Understanding Invisible Disabilities:

Invisible disabilities are made up of a wide variety of conditions and impairments, as mentioned above. These conditions are not immediately apparent to others unlike visible disabilities. This, therefore, leading to an immediate lack of awareness and understanding on the matter. This can often leave individuals feeling stigmatised and discredited. It is important to also note that navigating the stigma associated with disability can be even more difficult when you have a non-visible disability and this can also make it harder for individuals to seek and receive support as their needs are not readily recognised.

The Impact on University Students:

Students with invisible disabilities may oftentimes face an array of unique challenges, especially in further educational institutions such as universities. These can include difficulties in managing academic workload, accessing support services and systems, and these students will also most likely suffer from social isolation and exclusion. The pressure of balancing their condition alongside their academic responsibilities can be extremely detrimental to not only their academic performance but mental health. Many people with invisible disabilities have reported challenges in access and inclusion within public services and infrastructures. Therefore, demonstrating that not only is it an issue within educational institutions yet society as a whole thus putting these individuals at a disadvantage.

Invisible disabilities can make individuals feel like they are in hiding.

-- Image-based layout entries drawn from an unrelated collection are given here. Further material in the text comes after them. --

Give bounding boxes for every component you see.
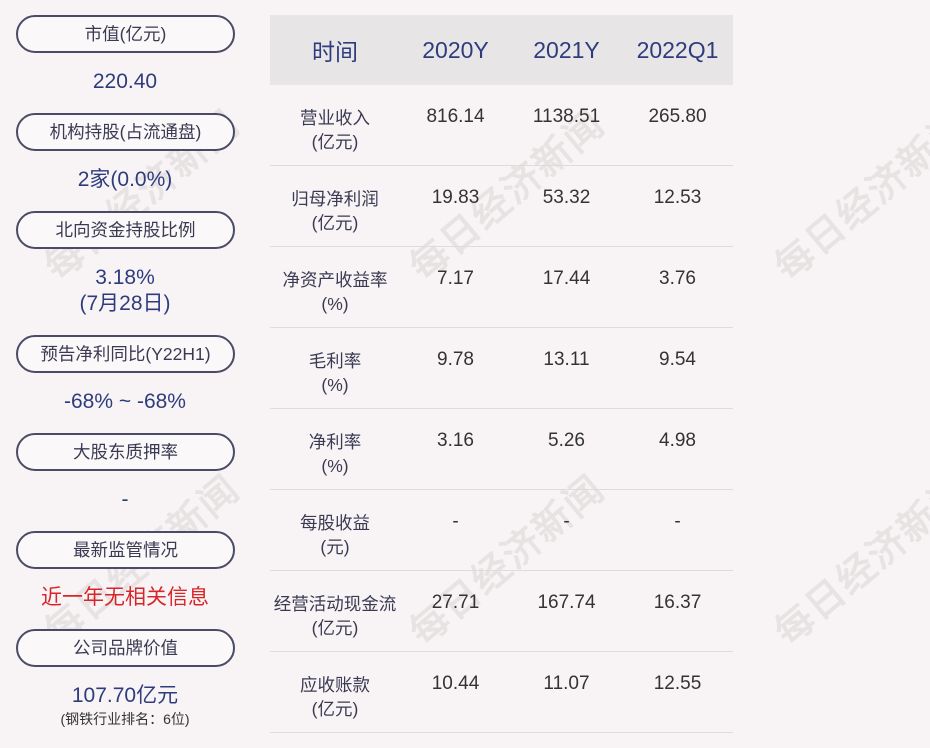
header-2020y: 2020Y	[422, 36, 489, 63]
header-2021y: 2021Y	[533, 36, 600, 63]
row-label-name: 经营活动现金流	[273, 594, 397, 614]
row-label: 经营活动现金流 (亿元)	[270, 571, 400, 640]
table-row: 毛利率 (%) 9.78 13.11 9.54	[270, 328, 733, 409]
metric-value-regulatory-status: 近一年无相关信息	[41, 586, 209, 609]
row-label-unit: (亿元)	[311, 132, 359, 152]
table-row: 应收账款 (亿元) 10.44 11.07 12.55	[270, 652, 733, 733]
header-period: 时间	[312, 39, 358, 65]
row-label-unit: (元)	[320, 537, 350, 557]
cell-value: 5.26	[548, 430, 585, 451]
metric-label-institutional-holding: 机构持股(占流通盘)	[16, 113, 235, 151]
cell-value: 10.44	[431, 673, 480, 694]
cell-value: 9.78	[437, 349, 474, 370]
row-label-name: 净利率	[308, 432, 362, 452]
row-label-unit: (亿元)	[311, 699, 359, 719]
table-header: 时间 2020Y 2021Y 2022Q1	[270, 15, 733, 85]
row-label-name: 营业收入	[300, 108, 370, 128]
cell-value: 53.32	[542, 187, 591, 208]
cell-value: -	[563, 511, 570, 532]
brand-value-rank: (钢铁行业排名：6位)	[60, 711, 190, 727]
left-summary-panel: 市值(亿元) 220.40 机构持股(占流通盘) 2家(0.0%) 北向资金持股…	[0, 0, 250, 748]
cell-value: -	[674, 511, 681, 532]
cell-value: 167.74	[537, 592, 596, 613]
northbound-ratio-value: 3.18%	[95, 266, 155, 289]
table-row: 经营活动现金流 (亿元) 27.71 167.74 16.37	[270, 571, 733, 652]
table-row: 每股收益 (元) - - -	[270, 490, 733, 571]
row-label-unit: (亿元)	[311, 618, 359, 638]
cell-value: -	[452, 511, 459, 532]
row-label-unit: (%)	[321, 294, 349, 314]
cell-value: 11.07	[543, 673, 590, 694]
header-2022q1: 2022Q1	[636, 36, 719, 63]
metric-label-profit-forecast: 预告净利同比(Y22H1)	[16, 335, 235, 373]
metric-label-market-cap: 市值(亿元)	[16, 15, 235, 53]
metric-value-institutional-holding: 2家(0.0%)	[77, 168, 173, 191]
row-label: 归母净利润 (亿元)	[270, 166, 400, 235]
cell-value: 816.14	[426, 106, 485, 127]
row-label: 应收账款 (亿元)	[270, 652, 400, 721]
cell-value: 3.76	[659, 268, 696, 289]
cell-value: 1138.51	[532, 106, 601, 127]
row-label-unit: (%)	[321, 375, 349, 395]
metric-value-market-cap: 220.40	[92, 70, 158, 93]
cell-value: 9.54	[659, 349, 696, 370]
metric-value-pledge-ratio: -	[121, 488, 129, 511]
row-label: 净利率 (%)	[270, 409, 400, 478]
cell-value: 12.53	[653, 187, 702, 208]
northbound-ratio-date: (7月28日)	[79, 292, 171, 315]
financial-table: 时间 2020Y 2021Y 2022Q1 营业收入 (亿元) 816.14 11…	[270, 15, 733, 733]
metric-label-regulatory-status: 最新监管情况	[16, 531, 235, 569]
row-label-name: 归母净利润	[291, 189, 379, 209]
cell-value: 3.16	[437, 430, 474, 451]
row-label-name: 净资产收益率	[282, 270, 388, 290]
cell-value: 17.44	[542, 268, 591, 289]
row-label: 营业收入 (亿元)	[270, 85, 400, 154]
watermark-text: 每日经济新闻	[767, 467, 930, 655]
brand-value-amount: 107.70亿元	[71, 684, 179, 707]
cell-value: 7.17	[437, 268, 474, 289]
row-label-unit: (%)	[321, 456, 349, 476]
table-row: 营业收入 (亿元) 816.14 1138.51 265.80	[270, 85, 733, 166]
row-label: 毛利率 (%)	[270, 328, 400, 397]
metric-value-northbound-ratio: 3.18% (7月28日)	[0, 265, 250, 317]
cell-value: 265.80	[648, 106, 707, 127]
watermark-text: 每日经济新闻	[767, 102, 930, 290]
row-label-name: 应收账款	[300, 675, 370, 695]
row-label: 净资产收益率 (%)	[270, 247, 400, 316]
metric-label-brand-value: 公司品牌价值	[16, 629, 235, 667]
table-row: 净利率 (%) 3.16 5.26 4.98	[270, 409, 733, 490]
cell-value: 13.11	[543, 349, 590, 370]
cell-value: 19.83	[431, 187, 480, 208]
row-label-name: 每股收益	[300, 513, 370, 533]
table-row: 净资产收益率 (%) 7.17 17.44 3.76	[270, 247, 733, 328]
metric-label-northbound-ratio: 北向资金持股比例	[16, 211, 235, 249]
table-row: 归母净利润 (亿元) 19.83 53.32 12.53	[270, 166, 733, 247]
metric-value-profit-forecast: -68% ~ -68%	[64, 390, 186, 413]
row-label-unit: (亿元)	[311, 213, 359, 233]
cell-value: 4.98	[659, 430, 696, 451]
row-label: 每股收益 (元)	[270, 490, 400, 559]
metric-label-pledge-ratio: 大股东质押率	[16, 433, 235, 471]
cell-value: 16.37	[653, 592, 702, 613]
row-label-name: 毛利率	[308, 351, 362, 371]
cell-value: 12.55	[653, 673, 702, 694]
cell-value: 27.71	[431, 592, 480, 613]
metric-value-brand-value: 107.70亿元 (钢铁行业排名：6位)	[0, 683, 250, 727]
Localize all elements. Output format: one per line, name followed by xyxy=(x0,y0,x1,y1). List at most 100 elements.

Addressing the Issue in Universities:

To support students with invisible disabilities, universities should aim to adopt inclusive policies as well as practices. This can include training their staff and faculty to not only recognise but to also accommodate students throughout all years. This can look like offering alternative assessment methods, offering flexible deadlines, and having accessible mental health services. Removing societal barriers for people will enable them to participate in civil life. In order to help change the perception of such disabilities, institutions should aim to participate in awareness campaigns. This will help to improve awareness and understanding thus may be a big contributor in reducing stigma and exclusionary practices. An example of how we here at the University of Westminster can contribute to this change would be to first address barriers within our online environments such as Blackboard and the Student Hub. We should feature inclusive designs and should consider sensory and informational barriers that may impede students from efficiently engaging with the websites. We should also encourage flexible working and learning arrangements by implementing systems that are more favourable and acceptant of the wide diversity presented to us.

Encouraging Self-Advocacy and Peer Support:

Empowering students to advocate for their needs is in fact the most important and crucial step on this pathway to change. Westminster as well as other universities can help to facilitate this by providing concise pathways to access support services as well as creating peer support networks. By encouraging students to share their experiences, as well as creating societies, a sense of community will be fostered.

What Next?

Addressing the challenges faced by these students with invisible disabilities will require a concerted amount of effort, from not only universities by society as a whole. The implementation of inclusive policies and practices will be imperative for impactful change. By raising awareness and understanding among staff and students, and by providing appropriate support, Westminster will be able to ensure an equitable academic environment for all students on campus.